Our study has several biases, which could limit definitive conclusions. The main limitation of this meta-analysis is the different PET technologies used across studies, with about 50% (12/21) of studies using a nonhybrid technology. In addition, different parameters were used to define the presence of vascular inflammation, and this point underlines the need to standardize the PET criteria for LVV. Larger studies are needed to define accurate parameters to analyze the vascular inflammation by PET (visual analysis or semiquantitative or both), and define the threshold to ascertain the vascular inflammation. Other PET criteria, such as the pattern of FDG uptake (a circumferential uptake could be more consistent with vascular inflammation of LVV than atherosclerotic lesions), should be considered in order to increase the robustness of PET analysis. Besides, the different conditions of the controls (infectious, inflammatory process, or malignancy) are another issue of this meta-analysis, and large-vessel inflammatory process cannot be absolutely excluded in these patients. However, it should be noticed that none of the controls met the LVV classification criteria. Finally, about one-third of patients were under corticosteroid and/or immunosuppressive treatment at the time of PET study, which could bias the performance of PET in these patients.

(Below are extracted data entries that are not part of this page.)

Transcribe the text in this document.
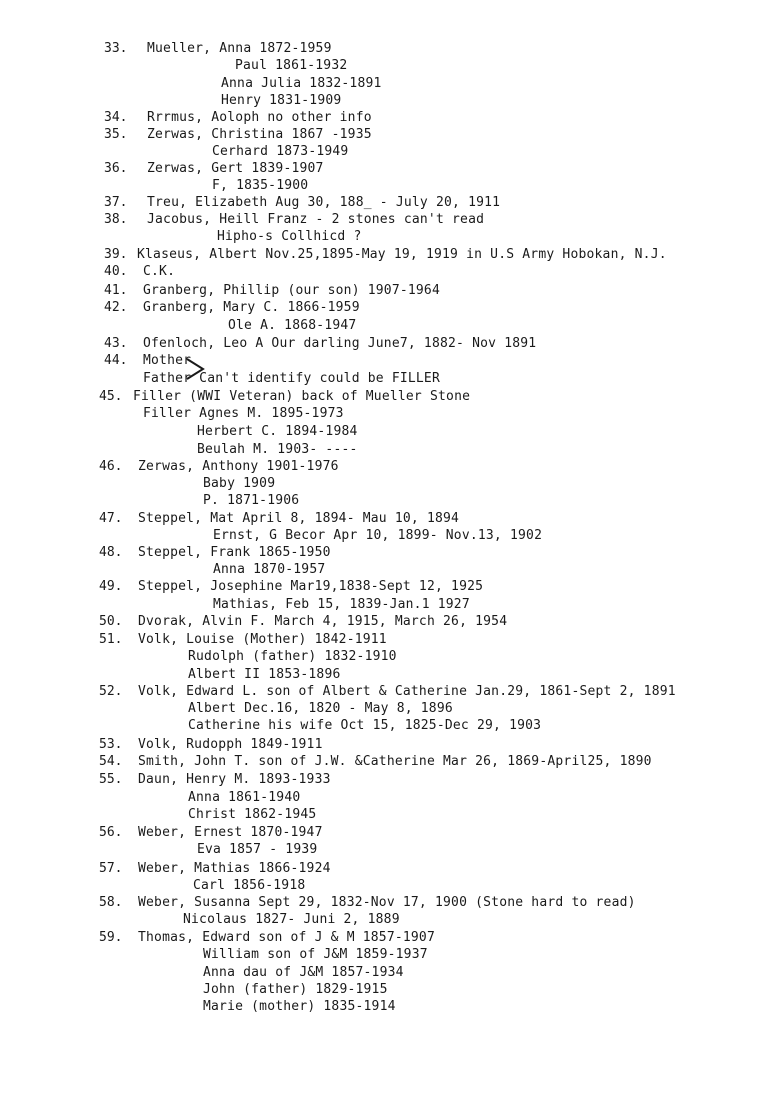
33. Mueller, Anna 1872-1959
Paul 1861-1932
Anna Julia 1832-1891
Henry 1831-1909
34. Rrrmus, Aoloph no other info
35. Zerwas, Christina 1867 -1935
Cerhard 1873-1949
36. Zerwas, Gert 1839-1907
F, 1835-1900
37. Treu, Elizabeth Aug 30, 188_ - July 20, 1911
38. Jacobus, Heill Franz - 2 stones can't read
Hipho-s Collhicd ?
39. Klaseus, Albert Nov.25,1895-May 19, 1919 in U.S Army Hobokan, N.J.
40. C.K.
41. Granberg, Phillip (our son) 1907-1964
42. Granberg, Mary C. 1866-1959
Ole A. 1868-1947
43. Ofenloch, Leo A Our darling June7, 1882- Nov 1891
44. Mother
Father Can't identify could be FILLER
45. Filler (WWI Veteran) back of Mueller Stone
Filler Agnes M. 1895-1973
Herbert C. 1894-1984
Beulah M. 1903- ----
46. Zerwas, Anthony 1901-1976
Baby 1909
P. 1871-1906
47. Steppel, Mat April 8, 1894- Mau 10, 1894
Ernst, G Becor Apr 10, 1899- Nov.13, 1902
48. Steppel, Frank 1865-1950
Anna 1870-1957
49. Steppel, Josephine Mar19,1838-Sept 12, 1925
Mathias, Feb 15, 1839-Jan.1 1927
50. Dvorak, Alvin F. March 4, 1915, March 26, 1954
51. Volk, Louise (Mother) 1842-1911
Rudolph (father) 1832-1910
Albert II 1853-1896
52. Volk, Edward L. son of Albert & Catherine Jan.29, 1861-Sept 2, 1891
Albert Dec.16, 1820 - May 8, 1896
Catherine his wife Oct 15, 1825-Dec 29, 1903
53. Volk, Rudopph 1849-1911
54. Smith, John T. son of J.W. &Catherine Mar 26, 1869-April25, 1890
55. Daun, Henry M. 1893-1933
Anna 1861-1940
Christ 1862-1945
56. Weber, Ernest 1870-1947
Eva 1857 - 1939
57. Weber, Mathias 1866-1924
Carl 1856-1918
58. Weber, Susanna Sept 29, 1832-Nov 17, 1900 (Stone hard to read)
Nicolaus 1827- Juni 2, 1889
59. Thomas, Edward son of J & M 1857-1907
William son of J&M 1859-1937
Anna dau of J&M 1857-1934
John (father) 1829-1915
Marie (mother) 1835-1914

There are remaining issues that should be addressed in future studies in order to increase the accuracy of FDG-PET in staging LVV, particularly the study of the FDG uptake patterns of extension and distribution in different arterial areas, as well as the correlation of FDG uptake with the CTA arterial wall thickening.

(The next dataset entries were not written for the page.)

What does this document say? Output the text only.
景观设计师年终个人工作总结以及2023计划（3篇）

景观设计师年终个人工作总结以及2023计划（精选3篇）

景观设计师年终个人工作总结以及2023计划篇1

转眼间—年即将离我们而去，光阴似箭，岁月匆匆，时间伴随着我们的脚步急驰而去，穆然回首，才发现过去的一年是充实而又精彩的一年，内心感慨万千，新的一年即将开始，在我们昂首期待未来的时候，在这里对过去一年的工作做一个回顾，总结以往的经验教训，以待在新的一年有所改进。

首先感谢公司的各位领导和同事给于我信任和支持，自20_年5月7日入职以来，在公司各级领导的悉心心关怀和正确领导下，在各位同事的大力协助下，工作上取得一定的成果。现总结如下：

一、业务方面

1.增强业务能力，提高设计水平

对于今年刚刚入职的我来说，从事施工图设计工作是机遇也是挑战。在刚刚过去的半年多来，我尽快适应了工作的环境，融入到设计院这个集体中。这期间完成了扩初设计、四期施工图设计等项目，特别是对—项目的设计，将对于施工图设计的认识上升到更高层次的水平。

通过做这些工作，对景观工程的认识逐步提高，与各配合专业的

FDG-PET appears to be a suitable modality for the detection of large-vessel inflammation in both GCA patients and TA patients. FDG-PET demonstrated a good performance in the diagnosis of large-vessel inflammation in GCA patients, with a pooled Se at 90% and a pooled Sp at 98%. In TA patients, FDG-PET showed an overall good accuracy for the assessment of disease activity with pooled Se and Sp at 84%. However, the presence of a significant vascular uptake can be observed in TA patients without markers of activity, and further studies are needed to determine whether it reflects infraclinical inflammation and correlates with arterial progression and vascular complications.